When it comes down to it, setting up tubeless tyres on bikes is a fairly simple job. Tape the rim, add a suitable valve, install the tyre and inflate. Salt with tubeless fluid as you desire.
In reality, the process tends to stand and fall at the inflation stage even if each element of the process can cause problems for tubeless initiates.
For me, the Holy Grail is to seat a tubeless tyre on its beads with just a track pump. I don’t have any good reason to say that, it’s just satisfying to be able to. More often than not though, a tubeless tyres needs a little extra help.
Some people swear by the ‘inflate with inner tube, leave for a period of time and then remove the tube’ approach. This has its merits but its the ‘leave for a period of time’ part which can sometimes frustrate, especially if I’m particularly enthusiastic to get riding.
Other people have access to a compressor to blast the tyres onto the bead. This is the Apple iPhone of the tubeless world and has many advantages – shear grunt being the most obvious – but it lacks a certain portability if you are on a multi day trip and feel you may need to swap tyres at some point. It’s also a rather expensive sledgehammer for this particular nut.
Another option is the combined track pump and charge tank approach – like the Bontrager Tubeless Ready pump. This offers an all-in-one solution and adds portability to the mix but is not necessarily a cheap option, especially if you already have a track pump.
The BETO JetAir Tubeless Tyre Tank
Which is where the BETO JetAir Tubeless Tyre Tank and Inflator comes in. I stumbled across this product last year and have had it sitting in my garage for occassional use since around last April.
It’s seen enough use for me to value it as one of those items that makes my tubeless life that bit easier (even with my WTB ST i25 tubeless experience, seating the bead was not a problem).
At the time I picked this bright (very bright!) red beast up for just £37 online from Tredz. It’s a solid product and where normally I would be suspicious of anything that wins a Design Award, in this case I think it was well deserved.
The BETO JetAir splits the difference between cost and portability that a combined pump and charge tank provides, at the expense of a minor amount of faff in comparison.
To use, simply attach your existing track pump to charge the air tank (if you can get all the way to 160psi, kudos!). I find 140-150psi is sufficient in most cases.
Once pressurised, you attach the Schrader/Presta head to your usual tyre valve on the wheel and release the lever on the side of the tank. You should find that your tyre pops quickly onto the wheel rim.
I tend to start the release a little slowly and increase the flow as I see fit. I also usually remove the valve core to aid the ingress to the tyre – once the tyre has seated I have to do this anyway because I need to put the sealant in. I don’t try and seat a tyre with sealant in situ; and I don’t think that needs much explanation!
Overall, it’s done the trick for me each time. If you have less than 140psi it can sometimes fail first time but that depends on the tyre and wheel combo really. I’ve seated road and MTB tyres of varying volumes and no problems so far.

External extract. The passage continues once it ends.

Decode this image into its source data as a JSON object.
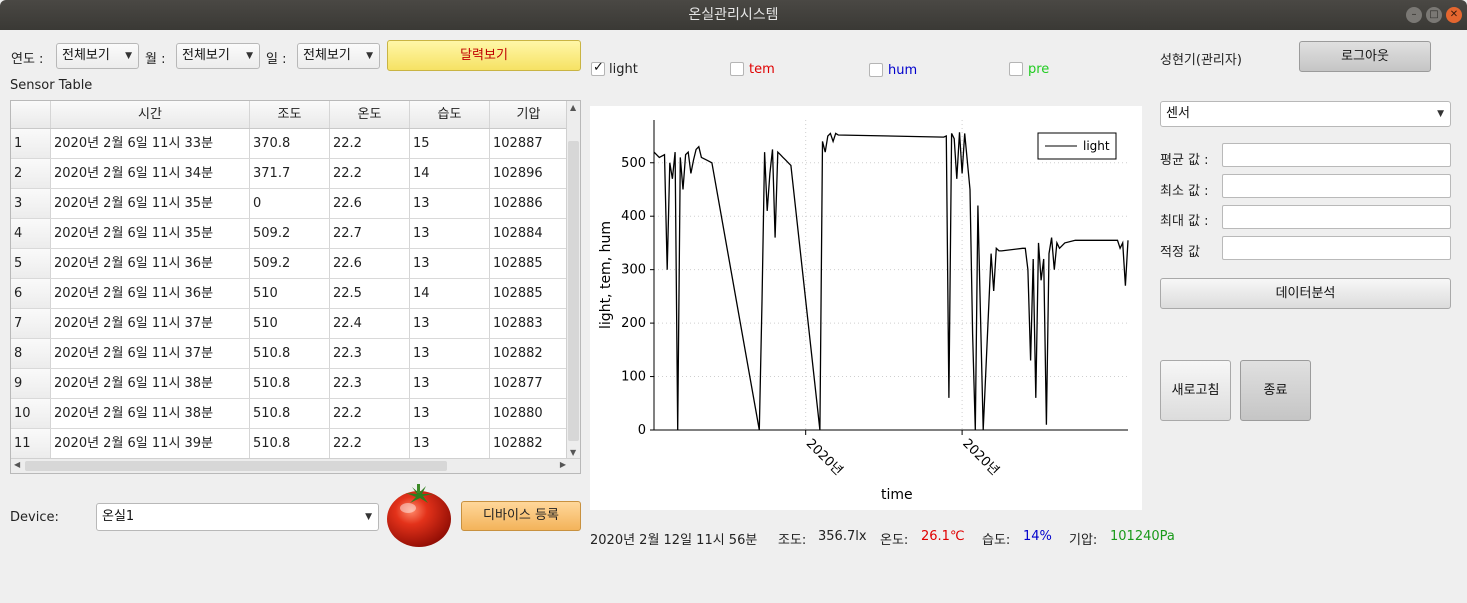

I like the fact it’s a solid bit of kit – the top carry handle is sturdy and the whole thing feels like it will last years. It’s also nice to know there’s a relief valve under the base. In theory you could charge the tank and use it as a reservoir for topping up tyres too (saves a bit of impromptu pumping) but personally I prefer to leave it unpressurised until I need it.
The only downside is it creates a little extra garage clutter (and I have a lot of that!) and needs a little extra space in the car if I need to take it on a road trip.
As a good value tubeless tyre seating option, I’d recommend it.